COVID-19 in India: Crematoriums out of gas and wood as second wave hits
Gas and firewood stoves at a crematorium in the western Indian state of Gujarat have been working so long out a breakthrough the COVID-19 pandemic.
Tuesday, 20th April 2021
Surat, India: Gas and firewood stoves at a crematorium in the western Indian state of Gujarat have been working so long out a breakthrough the COVID-19 pandemic that metal bands have begun to melt.
“We are working around the clock at 100 percent capacity to cremate bodies on time,” Kamlesh Sailor, the director of the trust that runs the crematorium in the diamond-polishing city of Surat, told the Reuters news agency.

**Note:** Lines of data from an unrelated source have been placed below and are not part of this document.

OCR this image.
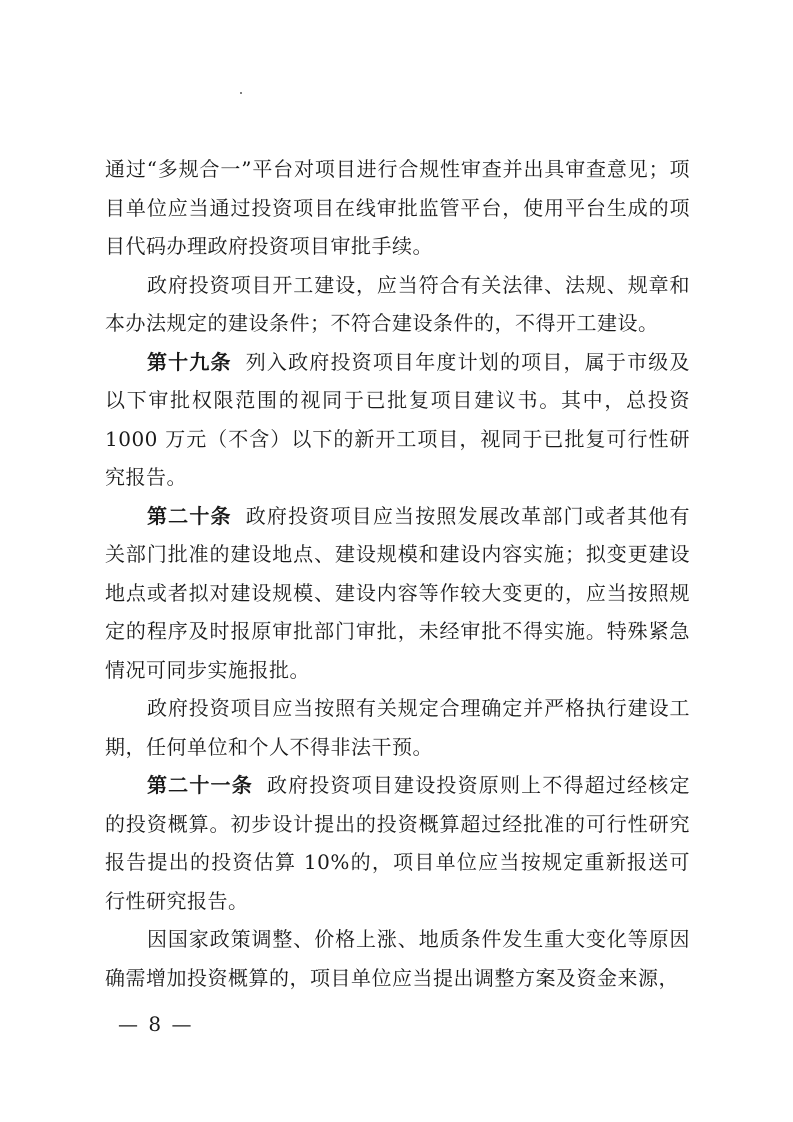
通过“多规合一”平台对项目进行合规性审查并出具审查意见；项目单位应当通过投资项目在线审批监管平台，使用平台生成的项目代码办理政府投资项目审批手续。

政府投资项目开工建设，应当符合有关法律、法规、规章和本办法规定的建设条件；不符合建设条件的，不得开工建设。

第十九条 列入政府投资项目年度计划的项目，属于市级及以下审批权限范围的视同于已批复项目建议书。其中，总投资1000 万元（不含）以下的新开工项目，视同于已批复可行性研究报告。

第二十条 政府投资项目应当按照发展改革部门或者其他有关部门批准的建设地点、建设规模和建设内容实施；拟变更建设地点或者拟对建设规模、建设内容等作较大变更的，应当按照规定的程序及时报原审批部门审批，未经审批不得实施。特殊紧急情况可同步实施报批。

政府投资项目应当按照有关规定合理确定并严格执行建设工期，任何单位和个人不得非法干预。

第二十一条 政府投资项目建设投资原则上不得超过经核定的投资概算。初步设计提出的投资概算超过经批准的可行性研究报告提出的投资估算 10%的，项目单位应当按规定重新报送可行性研究报告。

因国家政策调整、价格上涨、地质条件发生重大变化等原因确需增加投资概算的，项目单位应当提出调整方案及资金来源，

— 8 —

And with clinics full and oxygen and medicines in short supply in an already creaky health system, some big cities are coming far larger numbers of funerals and burials under coronavirus protocols than official COVID-19 death tolls, according to crematorium and mortuary workers, media and a review of government data.
India’s daily COVID-19 cases extracted from activity levels on Tuesday but stayed above the 200,000 mark for a sixth-straight day, with cases increasing by 259,170 over the last 24 hours. Deaths rose by a record 1,761, health ministry data showed.
Officially, almost 180,000 Indians are dead from coronavirus, 15,000 of them this month, although some think the real number may be higher.
Indian social statements and records reports have been flooded with horrifying pictures of row upon row of glowing pyres and crematoriums unable to cope.
‘Haven’t seen so many dead bodies’
In the western state of Gujarat, many crematoriums in Surat, Jamnagar and Ahmedabad are working round the clock with three to four times more bodies than normal.
In the diamond hub of Surat, Gujarat’s second-largest city, Sailor’s Kurukshetra crematorium and a second crematorium known as Umra have cremated more than 100 bodies a day under COVID-19 orders over the last week, far in excess of the city’s official daily coronavirus death toll of approximately 25, according to conversations with workers.
Prashant Kabrawala, a trustee of Narayan Trust, which runs a third city crematorium called Ashwinikumar, declined to provide the number of bodies permitted under the virus’ rules but said cremations there had tripled in recent weeks.